Série II.023
Dois voos picados e uma aterragem no Porto Santo
Voo 01
Revisão do Plano Diretor Municipal do Funchal.
No final do ano passado escrevi aqui um artigo que tratava de dois assuntos. Aí dei conta do despontar de um novo vetor para o desenvolvimento sustentável, que assim se junta ao económico, ao social e ao ambiental. O vetor da participação.
Transparência, clareza e participação da população, na construção do desígnio que se quer imprimir à coisa pública, são essenciais para o sucesso da sua implementação.
Dei também conta do processo de revisão do PDM de Lisboa, em que a transparência do processo esteve sempre patente desde o início, dois anos antes da sua aprovação e em que a participação da população foi essencial para afinar a estratégia definida pela Câmara. A participação verificou-se a vários níveis, desde diversas sessões com a população em cada junta de freguesia, a ‘test drives’ do Plano com atelieres de arquitetura, escritórios de advogados e quem quisesse participar porque, afinal, os ficheiros de cad editáveis do plano, estiveram disponíveis no site da Câmara durante o processo todo.
Ao contrário deste caminho, o PDM do Funchal surge agora para revisão, sem aviso prévio, com a participação pública resumida a 4 sessões de apresentação e sem uma verdadeira discussão sobre a nova estratégia para a cidade.
O processo da revisão que durou mais de 3 anos, não podia ter sido mais fechado sobre si mesmo, sem que se tivesse vislumbrado o que poderia ir para a discussão pública. A discussão pública, cumpre o prazo regulamentar, de pouco mais de um mês, apanhando Agosto pelo meio! Este processo tem-se revelado assim, a antítese dum processo transparente, claro e participado. Mais uma oportunidade perdida.
Voo 02
Barracada nas Selvagens
As ilhas Selvagens estendem o território português até ao paralelo 30. Não vive lá ninguém. É, contudo, uma reserva natural. Por isso é guardada por elementos do Parque Natural da Madeira para, assim, serem preservados os valores naturais e o equilíbrio ecológico daquele lugar.
Para acolher os guardas e os visitantes, ali foram sendo feitas algumas construções avulsas, sem preocupações arquitetónicas, de enquadramento paisagístico e que dignificassem a presença dos portugueses naquele território longínquo, também cobiçado pelos espanhóis.
O somatório das várias construções é pouco diferente do que vemos em bairros de génese ilegal.
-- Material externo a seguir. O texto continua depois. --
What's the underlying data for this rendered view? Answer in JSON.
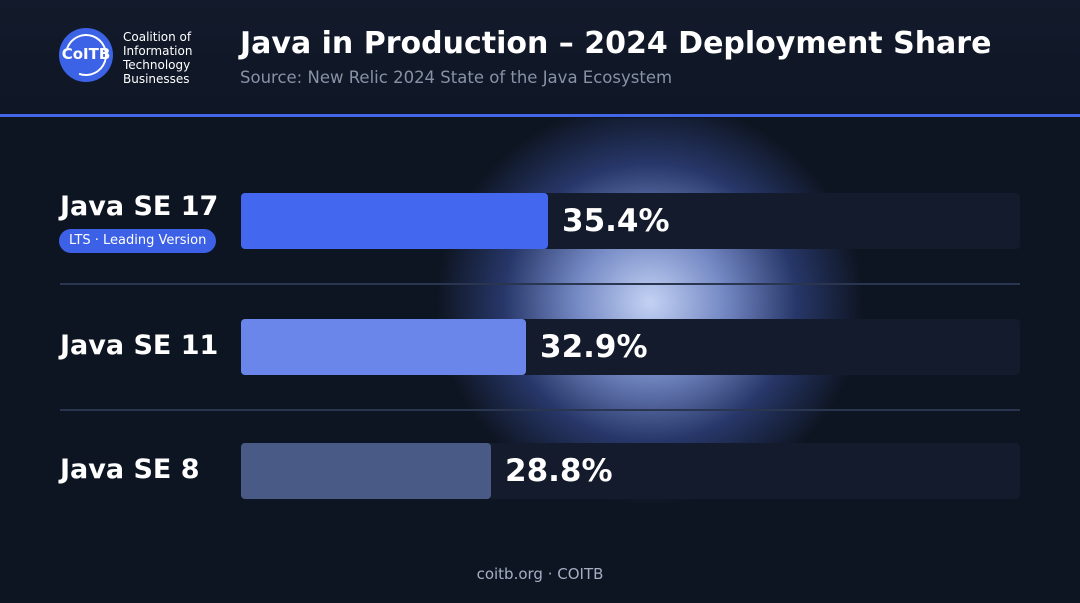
{
  "header": {
    "logo_text": "CoITB",
    "org_name": [
      "Coalition of",
      "Information",
      "Technology",
      "Businesses"
    ],
    "title": "Java in Production – 2024 Deployment Share",
    "subtitle": "Source: New Relic 2024 State of the Java Ecosystem"
  },
  "footer": "coitb.org · COITB",
  "chart_data": {
    "type": "bar",
    "orientation": "horizontal",
    "categories": [
      "Java SE 17",
      "Java SE 11",
      "Java SE 8"
    ],
    "values": [
      35.4,
      32.9,
      28.8
    ],
    "value_labels": [
      "35.4%",
      "32.9%",
      "28.8%"
    ],
    "badges": [
      "LTS · Leading Version",
      "",
      ""
    ],
    "xlim": [
      0,
      100
    ],
    "unit": "%",
    "grid": false,
    "colors": [
      "#4467ef",
      "#6a86ea",
      "#4a5a86"
    ],
    "track_color": "#131b2c"
  }
}
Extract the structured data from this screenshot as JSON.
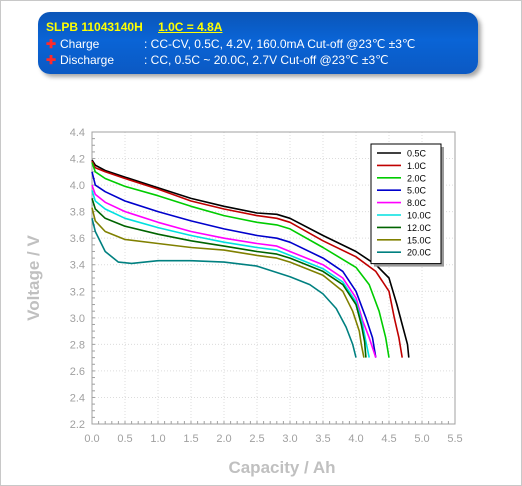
{
  "header": {
    "model": "SLPB 11043140H",
    "rating": "1.0C = 4.8A",
    "charge_label": "Charge",
    "charge_text": ":  CC-CV, 0.5C, 4.2V, 160.0mA Cut-off @23℃ ±3℃",
    "discharge_label": "Discharge",
    "discharge_text": ":  CC, 0.5C ~ 20.0C, 2.7V Cut-off @23℃ ±3℃",
    "bullet_icon": "cross-icon"
  },
  "chart_data": {
    "type": "line",
    "xlabel": "Capacity / Ah",
    "ylabel": "Voltage / V",
    "xlim": [
      0.0,
      5.5
    ],
    "ylim": [
      2.2,
      4.4
    ],
    "xticks": [
      "0.0",
      "0.5",
      "1.0",
      "1.5",
      "2.0",
      "2.5",
      "3.0",
      "3.5",
      "4.0",
      "4.5",
      "5.0",
      "5.5"
    ],
    "yticks": [
      "2.2",
      "2.4",
      "2.6",
      "2.8",
      "3.0",
      "3.2",
      "3.4",
      "3.6",
      "3.8",
      "4.0",
      "4.2",
      "4.4"
    ],
    "grid": true,
    "legend_position": "top-right",
    "series": [
      {
        "name": "0.5C",
        "color": "#000000",
        "points": [
          [
            0,
            4.19
          ],
          [
            0.05,
            4.15
          ],
          [
            0.2,
            4.11
          ],
          [
            0.5,
            4.06
          ],
          [
            1.0,
            3.98
          ],
          [
            1.5,
            3.9
          ],
          [
            2.0,
            3.84
          ],
          [
            2.5,
            3.79
          ],
          [
            2.8,
            3.78
          ],
          [
            3.0,
            3.75
          ],
          [
            3.5,
            3.62
          ],
          [
            4.0,
            3.5
          ],
          [
            4.3,
            3.4
          ],
          [
            4.5,
            3.3
          ],
          [
            4.62,
            3.1
          ],
          [
            4.7,
            2.95
          ],
          [
            4.78,
            2.8
          ],
          [
            4.8,
            2.7
          ]
        ]
      },
      {
        "name": "1.0C",
        "color": "#c00000",
        "points": [
          [
            0,
            4.18
          ],
          [
            0.05,
            4.13
          ],
          [
            0.2,
            4.1
          ],
          [
            0.5,
            4.05
          ],
          [
            1.0,
            3.97
          ],
          [
            1.5,
            3.88
          ],
          [
            2.0,
            3.82
          ],
          [
            2.5,
            3.77
          ],
          [
            2.8,
            3.75
          ],
          [
            3.0,
            3.72
          ],
          [
            3.5,
            3.58
          ],
          [
            4.0,
            3.46
          ],
          [
            4.3,
            3.35
          ],
          [
            4.5,
            3.2
          ],
          [
            4.58,
            3.0
          ],
          [
            4.65,
            2.85
          ],
          [
            4.7,
            2.7
          ]
        ]
      },
      {
        "name": "2.0C",
        "color": "#00cc00",
        "points": [
          [
            0,
            4.17
          ],
          [
            0.05,
            4.1
          ],
          [
            0.2,
            4.05
          ],
          [
            0.5,
            3.99
          ],
          [
            1.0,
            3.92
          ],
          [
            1.5,
            3.84
          ],
          [
            2.0,
            3.77
          ],
          [
            2.5,
            3.72
          ],
          [
            2.8,
            3.7
          ],
          [
            3.0,
            3.67
          ],
          [
            3.5,
            3.53
          ],
          [
            4.0,
            3.38
          ],
          [
            4.2,
            3.25
          ],
          [
            4.35,
            3.05
          ],
          [
            4.45,
            2.85
          ],
          [
            4.5,
            2.7
          ]
        ]
      },
      {
        "name": "5.0C",
        "color": "#0000cc",
        "points": [
          [
            0,
            4.1
          ],
          [
            0.05,
            4.0
          ],
          [
            0.2,
            3.95
          ],
          [
            0.5,
            3.88
          ],
          [
            1.0,
            3.8
          ],
          [
            1.5,
            3.73
          ],
          [
            2.0,
            3.67
          ],
          [
            2.5,
            3.62
          ],
          [
            2.8,
            3.6
          ],
          [
            3.0,
            3.57
          ],
          [
            3.5,
            3.45
          ],
          [
            3.8,
            3.35
          ],
          [
            4.0,
            3.2
          ],
          [
            4.15,
            3.0
          ],
          [
            4.25,
            2.85
          ],
          [
            4.3,
            2.7
          ]
        ]
      },
      {
        "name": "8.0C",
        "color": "#ff00ff",
        "points": [
          [
            0,
            4.0
          ],
          [
            0.05,
            3.93
          ],
          [
            0.2,
            3.87
          ],
          [
            0.5,
            3.8
          ],
          [
            1.0,
            3.72
          ],
          [
            1.5,
            3.65
          ],
          [
            2.0,
            3.6
          ],
          [
            2.5,
            3.56
          ],
          [
            2.8,
            3.54
          ],
          [
            3.0,
            3.5
          ],
          [
            3.5,
            3.4
          ],
          [
            3.8,
            3.3
          ],
          [
            4.0,
            3.15
          ],
          [
            4.1,
            2.98
          ],
          [
            4.2,
            2.85
          ],
          [
            4.3,
            2.7
          ]
        ]
      },
      {
        "name": "10.0C",
        "color": "#00e0e0",
        "points": [
          [
            0,
            3.96
          ],
          [
            0.05,
            3.88
          ],
          [
            0.2,
            3.82
          ],
          [
            0.5,
            3.75
          ],
          [
            1.0,
            3.68
          ],
          [
            1.5,
            3.62
          ],
          [
            2.0,
            3.57
          ],
          [
            2.5,
            3.53
          ],
          [
            2.8,
            3.51
          ],
          [
            3.0,
            3.47
          ],
          [
            3.5,
            3.37
          ],
          [
            3.8,
            3.27
          ],
          [
            4.0,
            3.12
          ],
          [
            4.1,
            2.95
          ],
          [
            4.15,
            2.82
          ],
          [
            4.2,
            2.7
          ]
        ]
      },
      {
        "name": "12.0C",
        "color": "#006400",
        "points": [
          [
            0,
            3.9
          ],
          [
            0.05,
            3.82
          ],
          [
            0.2,
            3.75
          ],
          [
            0.5,
            3.69
          ],
          [
            1.0,
            3.63
          ],
          [
            1.5,
            3.58
          ],
          [
            2.0,
            3.54
          ],
          [
            2.5,
            3.5
          ],
          [
            2.8,
            3.48
          ],
          [
            3.0,
            3.45
          ],
          [
            3.5,
            3.35
          ],
          [
            3.8,
            3.25
          ],
          [
            4.0,
            3.1
          ],
          [
            4.08,
            2.95
          ],
          [
            4.13,
            2.82
          ],
          [
            4.15,
            2.7
          ]
        ]
      },
      {
        "name": "15.0C",
        "color": "#808000",
        "points": [
          [
            0,
            3.83
          ],
          [
            0.05,
            3.73
          ],
          [
            0.2,
            3.65
          ],
          [
            0.5,
            3.59
          ],
          [
            1.0,
            3.56
          ],
          [
            1.5,
            3.53
          ],
          [
            2.0,
            3.51
          ],
          [
            2.5,
            3.47
          ],
          [
            2.8,
            3.45
          ],
          [
            3.0,
            3.42
          ],
          [
            3.5,
            3.32
          ],
          [
            3.8,
            3.2
          ],
          [
            3.95,
            3.05
          ],
          [
            4.05,
            2.9
          ],
          [
            4.08,
            2.8
          ],
          [
            4.12,
            2.7
          ]
        ]
      },
      {
        "name": "20.0C",
        "color": "#008080",
        "points": [
          [
            0,
            3.75
          ],
          [
            0.05,
            3.65
          ],
          [
            0.2,
            3.5
          ],
          [
            0.4,
            3.42
          ],
          [
            0.6,
            3.41
          ],
          [
            0.8,
            3.42
          ],
          [
            1.0,
            3.43
          ],
          [
            1.5,
            3.43
          ],
          [
            2.0,
            3.42
          ],
          [
            2.5,
            3.39
          ],
          [
            3.0,
            3.31
          ],
          [
            3.3,
            3.25
          ],
          [
            3.5,
            3.18
          ],
          [
            3.7,
            3.07
          ],
          [
            3.85,
            2.93
          ],
          [
            3.95,
            2.8
          ],
          [
            4.0,
            2.7
          ]
        ]
      }
    ]
  }
}
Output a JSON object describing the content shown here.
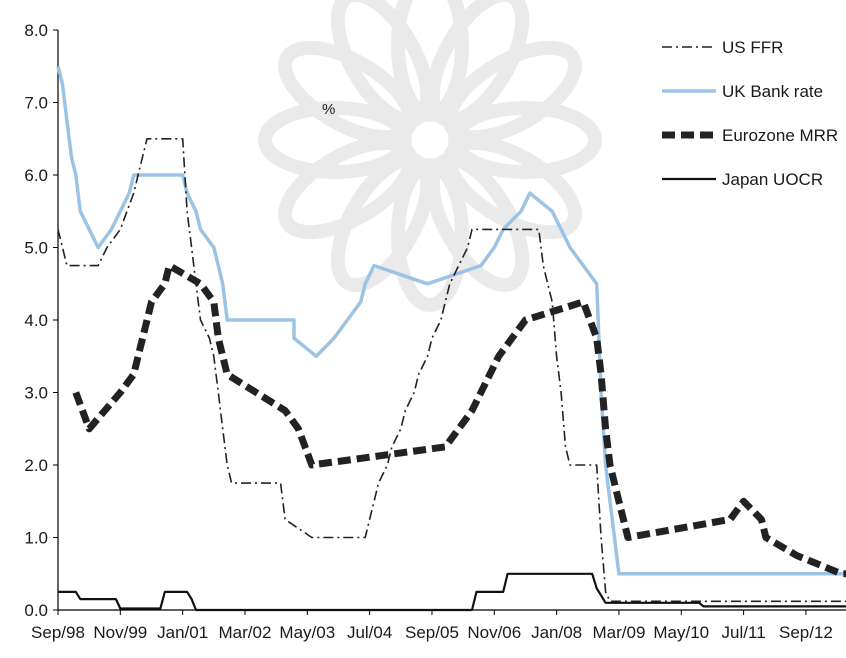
{
  "chart_data": {
    "type": "line",
    "title": "",
    "xlabel": "",
    "ylabel": "%",
    "ylim": [
      0,
      8
    ],
    "xlim": [
      "1998-09",
      "2013-06"
    ],
    "yticks": [
      0,
      1,
      2,
      3,
      4,
      5,
      6,
      7,
      8
    ],
    "ytick_labels": [
      "0.0",
      "1.0",
      "2.0",
      "3.0",
      "4.0",
      "5.0",
      "6.0",
      "7.0",
      "8.0"
    ],
    "xticks": [
      "1998-09",
      "1999-11",
      "2001-01",
      "2002-03",
      "2003-05",
      "2004-07",
      "2005-09",
      "2006-11",
      "2008-01",
      "2009-03",
      "2010-05",
      "2011-07",
      "2012-09"
    ],
    "xtick_labels": [
      "Sep/98",
      "Nov/99",
      "Jan/01",
      "Mar/02",
      "May/03",
      "Jul/04",
      "Sep/05",
      "Nov/06",
      "Jan/08",
      "Mar/09",
      "May/10",
      "Jul/11",
      "Sep/12"
    ],
    "grid": false,
    "legend_position": "top-right",
    "series": [
      {
        "name": "US FFR",
        "style": "dash-dot",
        "color": "#222222",
        "points": [
          [
            "1998-09",
            5.25
          ],
          [
            "1998-10",
            5.0
          ],
          [
            "1998-11",
            4.75
          ],
          [
            "1999-06",
            4.75
          ],
          [
            "1999-08",
            5.0
          ],
          [
            "1999-11",
            5.25
          ],
          [
            "2000-02",
            5.75
          ],
          [
            "2000-03",
            6.0
          ],
          [
            "2000-05",
            6.5
          ],
          [
            "2001-01",
            6.5
          ],
          [
            "2001-02",
            5.5
          ],
          [
            "2001-03",
            5.0
          ],
          [
            "2001-04",
            4.5
          ],
          [
            "2001-05",
            4.0
          ],
          [
            "2001-07",
            3.75
          ],
          [
            "2001-08",
            3.5
          ],
          [
            "2001-09",
            3.0
          ],
          [
            "2001-10",
            2.5
          ],
          [
            "2001-11",
            2.0
          ],
          [
            "2001-12",
            1.75
          ],
          [
            "2002-11",
            1.75
          ],
          [
            "2002-12",
            1.25
          ],
          [
            "2003-06",
            1.0
          ],
          [
            "2004-06",
            1.0
          ],
          [
            "2004-07",
            1.25
          ],
          [
            "2004-08",
            1.5
          ],
          [
            "2004-09",
            1.75
          ],
          [
            "2004-11",
            2.0
          ],
          [
            "2004-12",
            2.25
          ],
          [
            "2005-02",
            2.5
          ],
          [
            "2005-03",
            2.75
          ],
          [
            "2005-05",
            3.0
          ],
          [
            "2005-06",
            3.25
          ],
          [
            "2005-08",
            3.5
          ],
          [
            "2005-09",
            3.75
          ],
          [
            "2005-11",
            4.0
          ],
          [
            "2005-12",
            4.25
          ],
          [
            "2006-01",
            4.5
          ],
          [
            "2006-03",
            4.75
          ],
          [
            "2006-05",
            5.0
          ],
          [
            "2006-06",
            5.25
          ],
          [
            "2007-09",
            5.25
          ],
          [
            "2007-10",
            4.75
          ],
          [
            "2007-11",
            4.5
          ],
          [
            "2007-12",
            4.25
          ],
          [
            "2008-01",
            3.5
          ],
          [
            "2008-02",
            3.0
          ],
          [
            "2008-03",
            2.25
          ],
          [
            "2008-04",
            2.0
          ],
          [
            "2008-10",
            2.0
          ],
          [
            "2008-11",
            1.0
          ],
          [
            "2008-12",
            0.25
          ],
          [
            "2009-01",
            0.12
          ],
          [
            "2013-06",
            0.12
          ]
        ]
      },
      {
        "name": "UK Bank rate",
        "style": "solid",
        "color": "#9cc3e4",
        "points": [
          [
            "1998-09",
            7.5
          ],
          [
            "1998-10",
            7.25
          ],
          [
            "1998-11",
            6.75
          ],
          [
            "1998-12",
            6.25
          ],
          [
            "1999-01",
            6.0
          ],
          [
            "1999-02",
            5.5
          ],
          [
            "1999-04",
            5.25
          ],
          [
            "1999-06",
            5.0
          ],
          [
            "1999-09",
            5.25
          ],
          [
            "1999-11",
            5.5
          ],
          [
            "2000-01",
            5.75
          ],
          [
            "2000-02",
            6.0
          ],
          [
            "2001-01",
            6.0
          ],
          [
            "2001-02",
            5.75
          ],
          [
            "2001-04",
            5.5
          ],
          [
            "2001-05",
            5.25
          ],
          [
            "2001-08",
            5.0
          ],
          [
            "2001-09",
            4.75
          ],
          [
            "2001-10",
            4.5
          ],
          [
            "2001-11",
            4.0
          ],
          [
            "2003-02",
            4.0
          ],
          [
            "2003-02",
            3.75
          ],
          [
            "2003-07",
            3.5
          ],
          [
            "2003-11",
            3.75
          ],
          [
            "2004-02",
            4.0
          ],
          [
            "2004-05",
            4.25
          ],
          [
            "2004-06",
            4.5
          ],
          [
            "2004-08",
            4.75
          ],
          [
            "2005-08",
            4.5
          ],
          [
            "2006-08",
            4.75
          ],
          [
            "2006-11",
            5.0
          ],
          [
            "2007-01",
            5.25
          ],
          [
            "2007-05",
            5.5
          ],
          [
            "2007-07",
            5.75
          ],
          [
            "2007-12",
            5.5
          ],
          [
            "2008-02",
            5.25
          ],
          [
            "2008-04",
            5.0
          ],
          [
            "2008-10",
            4.5
          ],
          [
            "2008-11",
            3.0
          ],
          [
            "2008-12",
            2.0
          ],
          [
            "2009-01",
            1.5
          ],
          [
            "2009-02",
            1.0
          ],
          [
            "2009-03",
            0.5
          ],
          [
            "2013-06",
            0.5
          ]
        ]
      },
      {
        "name": "Eurozone MRR",
        "style": "dashed-bold",
        "color": "#222222",
        "points": [
          [
            "1999-01",
            3.0
          ],
          [
            "1999-04",
            2.5
          ],
          [
            "1999-11",
            3.0
          ],
          [
            "2000-02",
            3.25
          ],
          [
            "2000-03",
            3.5
          ],
          [
            "2000-04",
            3.75
          ],
          [
            "2000-06",
            4.25
          ],
          [
            "2000-09",
            4.5
          ],
          [
            "2000-10",
            4.75
          ],
          [
            "2001-05",
            4.5
          ],
          [
            "2001-08",
            4.25
          ],
          [
            "2001-09",
            3.75
          ],
          [
            "2001-11",
            3.25
          ],
          [
            "2002-12",
            2.75
          ],
          [
            "2003-03",
            2.5
          ],
          [
            "2003-06",
            2.0
          ],
          [
            "2005-12",
            2.25
          ],
          [
            "2006-03",
            2.5
          ],
          [
            "2006-06",
            2.75
          ],
          [
            "2006-08",
            3.0
          ],
          [
            "2006-10",
            3.25
          ],
          [
            "2006-12",
            3.5
          ],
          [
            "2007-03",
            3.75
          ],
          [
            "2007-06",
            4.0
          ],
          [
            "2008-07",
            4.25
          ],
          [
            "2008-10",
            3.75
          ],
          [
            "2008-11",
            3.25
          ],
          [
            "2008-12",
            2.5
          ],
          [
            "2009-01",
            2.0
          ],
          [
            "2009-03",
            1.5
          ],
          [
            "2009-04",
            1.25
          ],
          [
            "2009-05",
            1.0
          ],
          [
            "2011-04",
            1.25
          ],
          [
            "2011-07",
            1.5
          ],
          [
            "2011-11",
            1.25
          ],
          [
            "2011-12",
            1.0
          ],
          [
            "2012-07",
            0.75
          ],
          [
            "2013-05",
            0.5
          ],
          [
            "2013-06",
            0.5
          ]
        ]
      },
      {
        "name": "Japan UOCR",
        "style": "solid-thin",
        "color": "#111111",
        "points": [
          [
            "1998-09",
            0.25
          ],
          [
            "1999-01",
            0.25
          ],
          [
            "1999-02",
            0.15
          ],
          [
            "1999-03",
            0.15
          ],
          [
            "1999-10",
            0.15
          ],
          [
            "1999-11",
            0.02
          ],
          [
            "2000-08",
            0.02
          ],
          [
            "2000-09",
            0.25
          ],
          [
            "2001-02",
            0.25
          ],
          [
            "2001-03",
            0.15
          ],
          [
            "2001-04",
            0.0
          ],
          [
            "2006-06",
            0.0
          ],
          [
            "2006-07",
            0.25
          ],
          [
            "2007-01",
            0.25
          ],
          [
            "2007-02",
            0.5
          ],
          [
            "2008-09",
            0.5
          ],
          [
            "2008-10",
            0.3
          ],
          [
            "2008-12",
            0.1
          ],
          [
            "2010-09",
            0.1
          ],
          [
            "2010-10",
            0.05
          ],
          [
            "2013-06",
            0.05
          ]
        ]
      }
    ]
  }
}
Porém, a certa altura, há cerca de dois anos, a Secretaria Regional do Ambiente, através do Parque Natural, organizou um concurso de ideias de arquitetura, em conjunto com a Ordem dos Arquitetos, para escolher a ideia e a equipa que desenvolveria dois projetos, um para cada uma das ilhas, com o objetivo de substituir aquele arraial de barracas que poluem o parque natural.
Mas a jovem equipa que venceu, rapidamente foi sendo posta de parte e o projeto esquecido.
Ao revés, construiu-se mais uma barraca para a Marinha e deu-se uma pintura para disfarçar, inaugurou-se a barracaria com ministro, secretária regional e tirou-se uma fotografia. Uma fotografia que, espero bem, não apareça na imprensa espanhola, pois seria certamente motivo de troça sobre a maneira como Portugal trata o seu parque natural mais antigo, com o estilo provisório/definitivo.
Voo 03
Aterragem no Porto Santo – o paraíso incompreendido
Tomara que os portosantenses valorizem os encantos da sua ilha e a possam encaminhar para se transformar num produto turístico diferente, ecológico, calmo, que contribua para a sua sustentabilidade e qualidade de vida das suas gentes.